Publicado em: 2026-04-20
A maior parte da cobertura de commodities em 2026 tem se concentrado em choques do petróleo, recordes do ouro e políticas de oferta de cobre. A prata, discretamente, vem construindo uma das histórias estruturalmente mais convincentes em todo o mercado de commodities, e poucos investidores estão prestando atenção suficiente.
O Silver Institute e a consultoria Metals Focus publicaram suas perspectivas anuais em 15 de abril, alertando que o mercado de prata caminha para o sexto ano consecutivo de déficit estrutural. Desde 2021, 762 milhões de onças troy foram retiradas dos estoques globais para suprir a diferença entre oferta e demanda.

Esse número precisa de contexto. Setecentos e sessenta e dois milhões de onças troy equivalem aproximadamente a um ano inteiro de produção global de minas. O mercado vem reduzindo os estoques acima do solo há cinco anos para suprir a diferença entre oferta e demanda. A projeção é de que o déficit no mercado de prata em 2026 aumente para 46,3 milhões de onças, ante 40,3 milhões de onças em 2025, um aumento de 15% na escassez.
Um déficit estrutural não é uma escassez temporária causada por um incêndio em uma fábrica ou um atraso no transporte. É uma condição na qual o mercado global, considerado em seu conjunto, produz consistentemente menos de uma mercadoria do que consome, ano após ano, e precisa recorrer às reservas existentes para compensar a diferença.
A prata é um ativo híbrido. É em parte um metal monetário, em parte uma necessidade industrial e em parte um ponto de pressão especulativa.

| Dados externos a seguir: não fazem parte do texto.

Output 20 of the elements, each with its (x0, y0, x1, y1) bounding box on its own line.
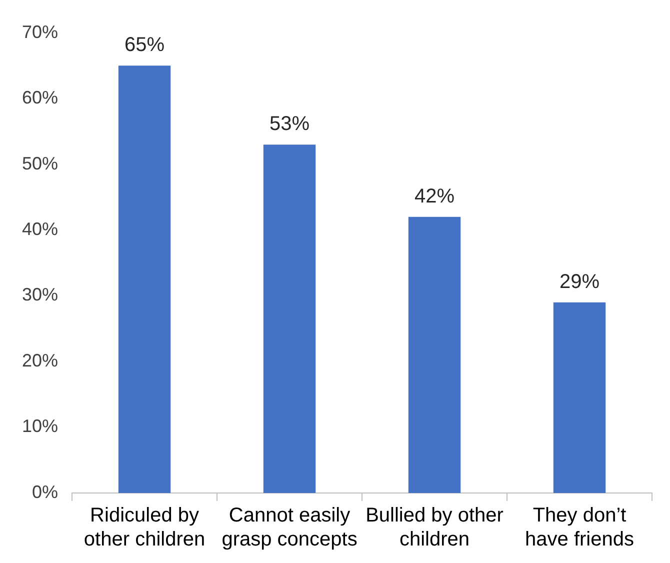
data-label: 53% (270, 113, 310, 136)
y-tick-label: 60% (22, 88, 58, 108)
data-label: 65% (124, 34, 165, 56)
x-tick-label: Cannot easily grasp concepts (222, 504, 358, 551)
bar (263, 144, 316, 493)
bar (408, 216, 461, 493)
bar (118, 66, 171, 493)
y-tick-label: 0% (32, 482, 58, 502)
y-tick-label: 30% (22, 284, 58, 305)
y-tick-label: 70% (22, 22, 58, 42)
y-tick-label: 10% (22, 416, 58, 436)
x-tick-label: Ridiculed by other children (84, 504, 206, 551)
x-tick-label: They don’t have friends (525, 504, 634, 551)
data-label: 42% (414, 185, 455, 208)
x-tick-label: Bullied by other children (366, 504, 504, 551)
y-tick-label: 40% (22, 218, 58, 239)
y-tick-label: 20% (22, 350, 58, 370)
data-label: 29% (559, 270, 600, 293)
y-tick-label: 50% (22, 153, 58, 174)
bar (553, 302, 606, 493)
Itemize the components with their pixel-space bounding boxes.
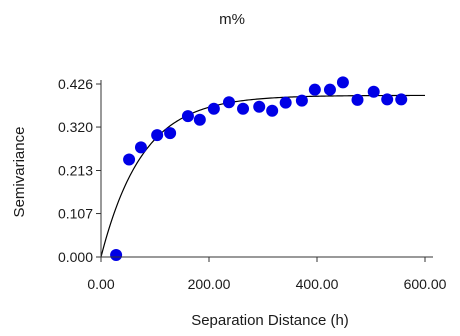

É utilizada em eletrônicos, aplicações solares, veículos elétricos, joias e produtos de investimento, o que significa que é influenciada tanto pela demanda da indústria quanto pelo medo do mercado financeiro.
Está sendo negociada em uma estrutura de mercado que apresenta déficit estrutural há seis anos consecutivos.
A escassez de liquidez ocorrida em outubro de 2025 no mercado de referência de Londres foi resultado direto desse processo, desencadeada por meses de fluxos de entrada nos estoques dos EUA e em produtos negociados em bolsa lastreados em prata, juntamente com um aumento na demanda física. Essa escassez levou os preços a atingirem seu recorde histórico de US$ 121,6 por onça em janeiro de 2026, após uma alta de 147% em 2025.

O importante a entender sobre esse episódio é que ele não foi causado por uma interrupção no fornecimento ou por um evento geopolítico. Foi causado pela mecânica normal de um mercado que vinha apresentando déficit há quatro anos consecutivos. As reservas simplesmente ficaram tão baixas que um aumento repentino nas compras criou um problema real de entrega.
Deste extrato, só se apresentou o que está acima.